Tuesday, January 23, 2007

Cinematic Memory as Second Modernity's Arcades

In the age of wired and wireless information everyone can bare whatever one chooses to. Some bare their thoughts, some their bodies, some their possessions. Blogosphere as eBay of the textual equivalent of soundbites provides everyone with his or her fifteen minutes of cyber-fame, microprocessed glamour, and individualized in the extreme image making tools.

The question remains in whose image are the mass- and segment-mediated personas created. If Parisian arcades are created in the image of the modernity itself, its first incarnation, the second modernity may have resuscitated the architectual metaphore of arcades as farce of the post-imperial tragedy of restorationalist France.

Hyper-real shopping malls that resemble at one and the same time arcades, circuses, gardens, and towers remember the tragedy of the trajectory towards the second modernity in terms of erasure that everyday life in de-realized environments places on the farce of its terms.
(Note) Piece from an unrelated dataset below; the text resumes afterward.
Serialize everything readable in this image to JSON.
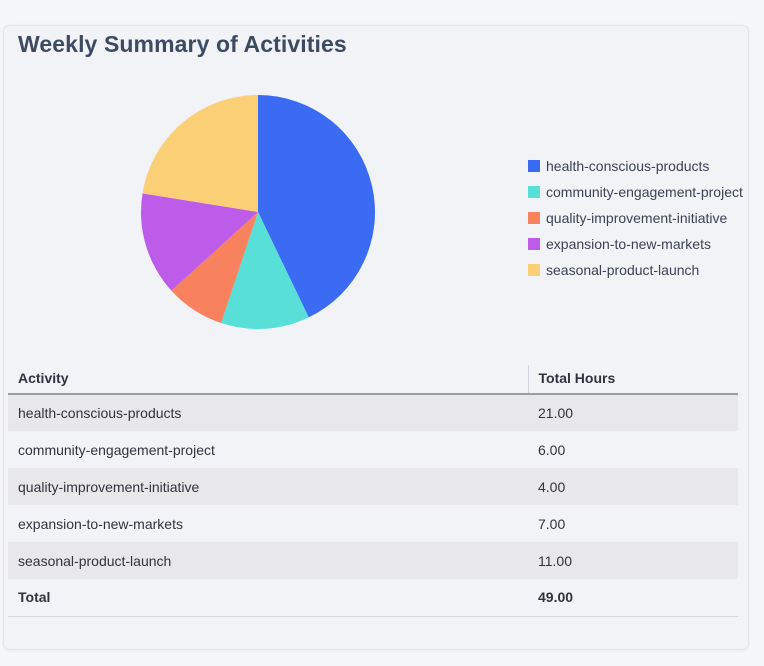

Monumentally white screens of movie houses, incorporated as it where into the shopping-industrial complexes of the revitalized downtowns, go black as the shadows of our manufactured dreams flicker on them into existence the ghosts that haunt places in search of history.

Post-modernity as a proposition that commentators on the second modern moment have essayed to make appears to share in the conceit of modernism that religion is dead. The arrival of post-modernity would be a wish-fulfillment of the world rapidly going down the rabbit-hole of two mirrors looking at one another. Dashed post-modern hopes of transcendence have more in common with farce of repetition than with the tragedy of the end.

The world of immanence that culture parcels out to sell to consumers of mass entertainment and high art alike attempts recollection of what it once was in a flash. At speed of twenty four per second, these abortive attempts add up to the profusion of cinematic memory. Vacillating between tragedy and farce, the memory of cinema provides an unyielding screen onto which to project the collective imaginary.

Words, feelings, and acts escape one single configuration into which the aesthetic judgment on their value would relegate them. As list of credits flowing down to the emptying halls, they demand attention that travels from the everyday towards the documentary.